AUXÍLIO-ALIMENTAÇÃO: SUA EMPRESA DEVE OU NÃO RECOLHER TRIBUTOS?

A discussão sobre a incidência de contribuições sociais previdenciárias sobre o pagamento do auxílio-alimentação, nas suas mais variadas modalidades, já é antiga. Tamanho é o debate acerca de tal questão que existem inúmeras decisões divergentes entre as Turmas do Superior Tribunal de Justiça (STJ) e o Conselho Administrativo de Recursos Fiscais (CARF).


Entretanto, atualmente o tema parece estar sendo pacificado tanto na esfera administrativa quanto na judiciária, em razão da Reforma Trabalhista ocorrida em 2017 que contribuiu, e muito, para a consolidação de entendimento favorável aos contribuintes, uma vez que seu texto esclareceu expressamente que o auxilio alimentação, exceto o pago em dinheiro, não integra base de cálculo de contribuições previdenciárias.


Assim sendo, observando tal cenário, a Receita Federal do Brasil, através da Solução de Consulta Cosit nº 35/2019, publicada no Diário Oficial da União em 25 de janeiro de 2019, retificou seu entendimento de que tal benefício, pago na forma de tickets/cartões-alimentação, sofreria incidência de contribuições sociais previdenciárias. E, obedecendo à novidade legislativa incorporada ao regramento trabalhista, concluiu que apenas o auxílio-alimentação pago em dinheiro sofreria essa incidência. De modo que, tanto o pago in natura quanto em tickets/cartões-alimentações não integrariam tal base de cálculo.
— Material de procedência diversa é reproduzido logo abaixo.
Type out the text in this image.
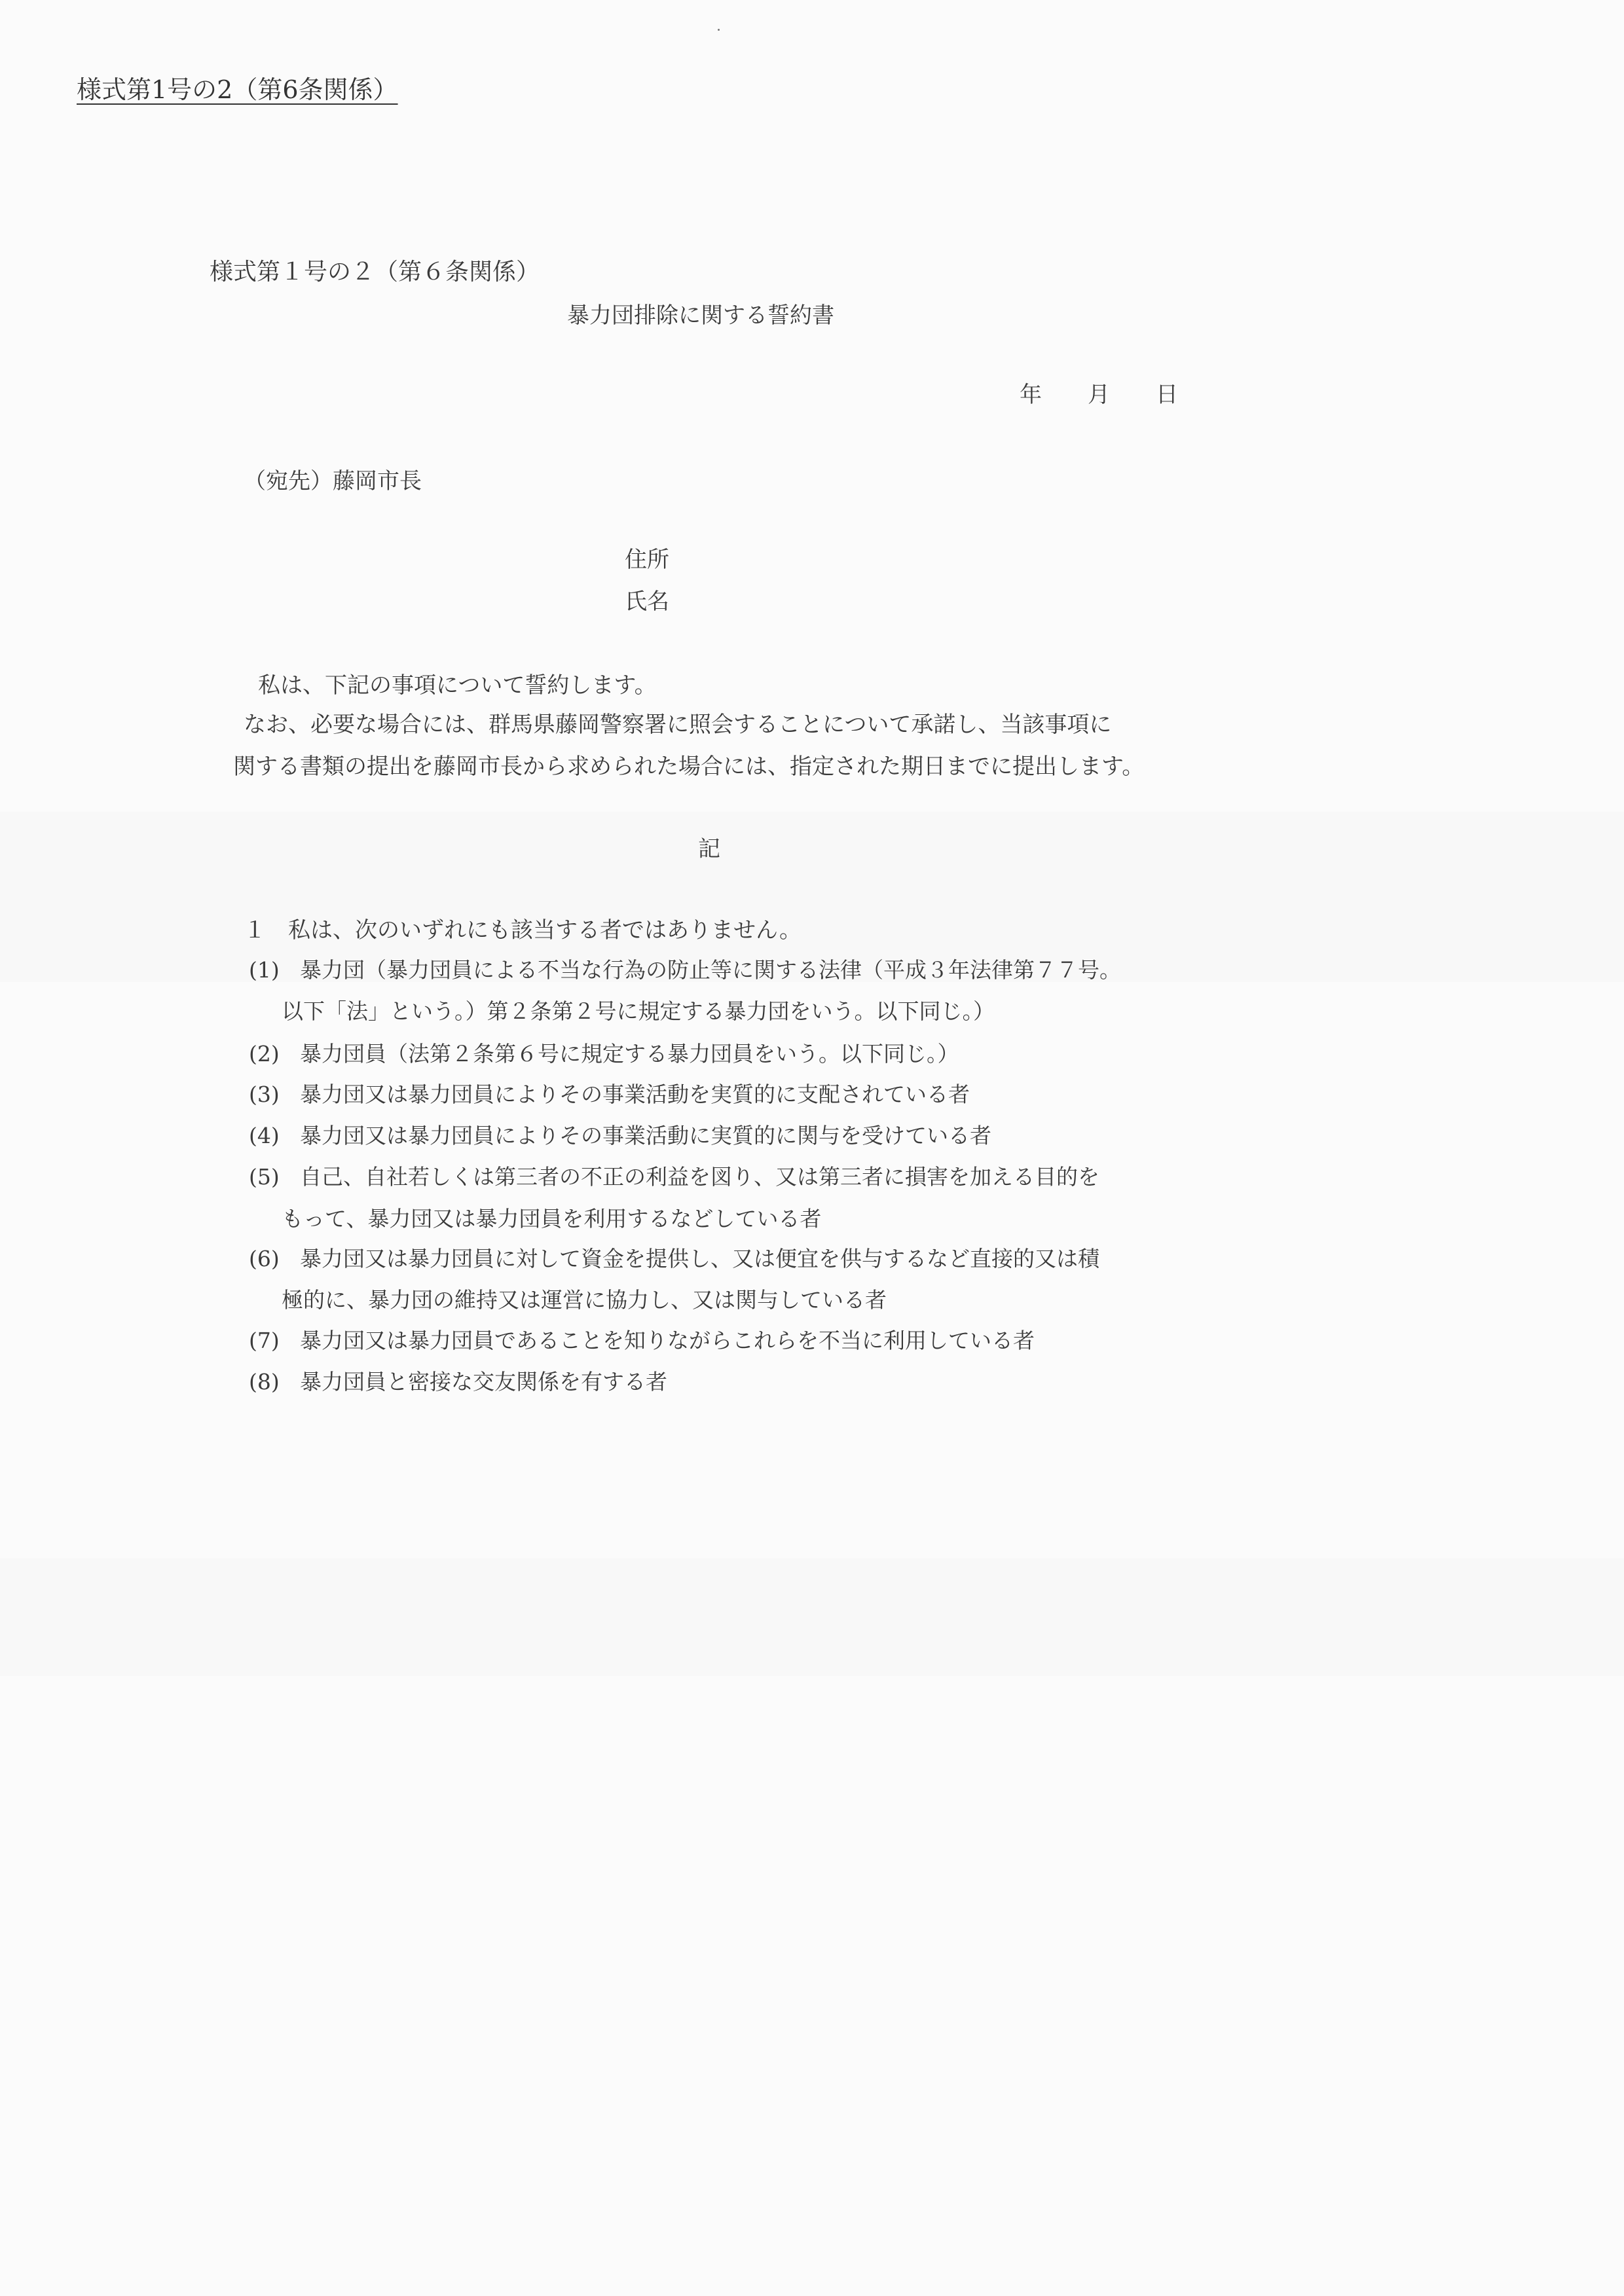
様式第1号の2（第6条関係）
様式第１号の２（第６条関係）
暴力団排除に関する誓約書
年 月 日
（宛先）藤岡市長
住所
氏名
私は、下記の事項について誓約します。
なお、必要な場合には、群馬県藤岡警察署に照会することについて承諾し、当該事項に
関する書類の提出を藤岡市長から求められた場合には、指定された期日までに提出します。
記
１　私は、次のいずれにも該当する者ではありません。
(1) 暴力団（暴力団員による不当な行為の防止等に関する法律（平成３年法律第７７号。
以下「法」という。）第２条第２号に規定する暴力団をいう。以下同じ。）
(2) 暴力団員（法第２条第６号に規定する暴力団員をいう。以下同じ。）
(3) 暴力団又は暴力団員によりその事業活動を実質的に支配されている者
(4) 暴力団又は暴力団員によりその事業活動に実質的に関与を受けている者
(5) 自己、自社若しくは第三者の不正の利益を図り、又は第三者に損害を加える目的を
もって、暴力団又は暴力団員を利用するなどしている者
(6) 暴力団又は暴力団員に対して資金を提供し、又は便宜を供与するなど直接的又は積
極的に、暴力団の維持又は運営に協力し、又は関与している者
(7) 暴力団又は暴力団員であることを知りながらこれらを不当に利用している者
(8) 暴力団員と密接な交友関係を有する者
Nesse sentido, atualmente a RFB define que não há incidência das contribuições previdenciárias sobre o auxílio-alimentação pago em tíquetes-alimentação ou cartão-alimentação. Todavia, a SC nº 35/2019 delimitou a data de início da validade de tal entendimento a partir da vigência Lei nº 13.467 (reforma trabalhista), qual seja, a partir do dia 11 de novembro de 2017.


O item 10.4 da referida Solução de Consulta esclarece que antes dessa data, porém, somente não haverá incidência de contribuições previdenciárias sobre o auxílio-alimentação pago in natura ao trabalhador; ou seja, quando o próprio empregador fornece a alimentação aos seus empregados, para consumo imediato no ambiente da empresa, ou se fornecida cesta básica para o empregado levar para casa.


Portanto, o alerta que se faz aos empregadores e colaboradores é que verifiquem se o modo como concedem e recebem tais benefícios está seguindo os moldes da orientação da RFB aqui explicitada, a fim de se evitar futuras cobranças tributárias, que possivelmente também poderão ser cumuladas com multas fiscais.